Since its introduction in 2016, the collection has expanded to a dozen tablets ranging from 75% Dark Ecuador – winner of Specialty Food Association award in that category last year – to the just released Milk Chocolate, Coffee + sea salt, all made in a dedicated factory in Napa.
Chicago-based Vosges Haut-Chocolat is also weighing in with Olio d’Oliva 72% cacao dark truffles “loaded with benefits,” incorporating Vosges’ signature offbeat flavors like chia seed, red miso, and Blue Majik, 72% dark chocolate with freshwater algae and spirulina.
Masia el Altet, the Spanish company that produces outstanding olive oil favored by another multi Michelin star chef, the late Joel Robuchon, has opted for a simpler flavor profile for its Ol Choco Sal bonbons, 75% dark chocolate, olive oil and salt flakes. Ol Choco Sal aims to evoke nostalgia for a traditional snack of toast with olive oil and chocolate, popular in an era before the advent of industrial bakeries. That snack was the inspiration for Pa Amb Xocolata, an iconic dessert always on the menu at Chef Jose Chesa’s acclaimed restaurant Ataula in Portland, Oregon. Chesa, originally from Catalonia, recalling his favorite after school treat, has fine-tuned the classic version, using 68% dark chocolate, Arbequina olive oil gelée, Caviaroli olive spheres, and sea salt, accompanied by brioche crackers, made without yeast, rolled very thin, and sprinkled with cane sugar before baking.
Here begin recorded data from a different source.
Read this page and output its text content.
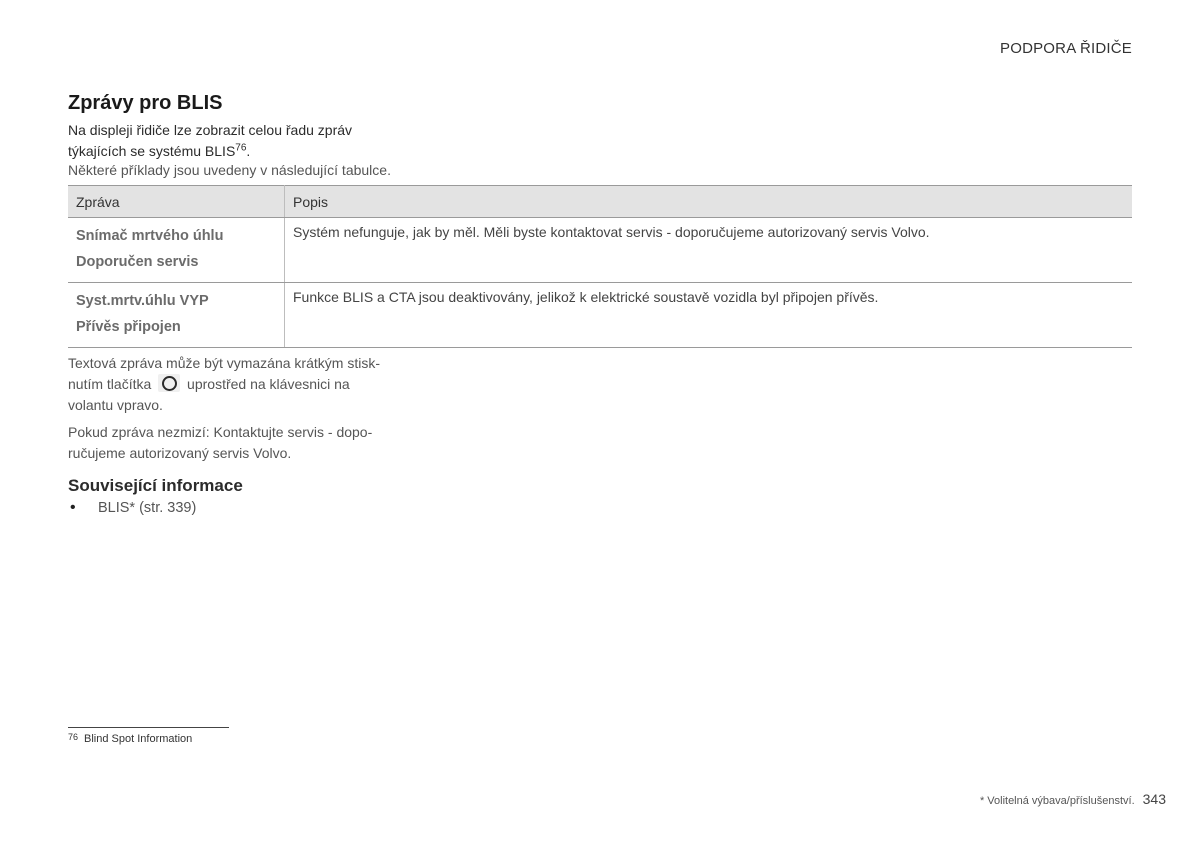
PODPORA ŘIDIČE
Zprávy pro BLIS
Na displeji řidiče lze zobrazit celou řadu zpráv
týkajících se systému BLIS$^{76}$.
Některé příklady jsou uvedeny v následující tabulce.
Zpráva	Popis

Snímač mrtvého úhlu
Doporučen servis	Systém nefunguje, jak by měl. Měli byste kontaktovat servis - doporučujeme autorizovaný servis Volvo.

Syst.mrtv.úhlu VYP
Přívěs připojen	Funkce BLIS a CTA jsou deaktivovány, jelikož k elektrické soustavě vozidla byl připojen přívěs.

Textová zpráva může být vymazána krátkým stisk-
nutím tlačítka	uprostřed na klávesnici na
volantu vpravo.

Pokud zpráva nezmizí: Kontaktujte servis - dopo-
ručujeme autorizovaný servis Volvo.

Související informace
• BLIS* (str. 339)
$^{76}$ Blind Spot Information
* Volitelná výbava/příslušenství. 343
Prominent pastry chefs are also adding olive oil to their pantries. During this year’s Starchef’s Congress in Brooklyn, attendees tucked into Mocha Verrine, which Dan Kleinhandler at Charlie Palmer’s Aureole prepared with chocolate olive oil cremeux, devil’s food cake, mocha mousse, whipped espresso, and cocoa meringue. At the new Manhattan restaurant Intersect by Lexus, where rotating global guest chefs plan the menu, Intersect’s resident pastry chef, Kazuo Fujimura, fashions desserts to complement their cuisine. During the three month stint of Argentinian chef Tomas Kalika, Fujimura’s collaborations included an elegant chocolate tart with tahini and chocolate ganashe, olive oil crème, and candied Buddha’s Hand, garnished with powdered harissa.
Chocolate olive oil cakes abound. At Nashville’s Lockeland Table, Jaime Miller’s cake is made with Cacao Barry dark cacao powder with salty caramel, chocolate sauce from hometown Olive & Sinclair Chocolate Co, candied pecans and mascarpone whipped cream. For the gluten-free, followers of the British chef Nigella Lawson swear by her almond flour, dairy-free cocoa powder and olive oil cake. Frog Hollow Farm, olive oil producers in California, also use almond flour and all organic ingredients for their gluten and dairy-free Triple Chocolate Olive Oil Brownies, hand made in small batches in the farm kitchen.
Several other western olive oil producers like Wild Groves in Newcastle, CA, Olive Pit in Corning, CA, and Queen Creek Olive Mill in Queen Creek, AZ, have gone a step further, bottling chocolate-infused olive oil. Sharon Elliott, Queen Creek’s Marketing Manager, suggests there are many ways to use the oil, including drizzling over ice cream or fresh fruit, as a butter substitute in baking, and in savory recipes, for instance, to add character and depth to roasted meats.
Heart-healthy, or just a great pairing, top quality olive oil has joined fine chocolate in the professional kitchen.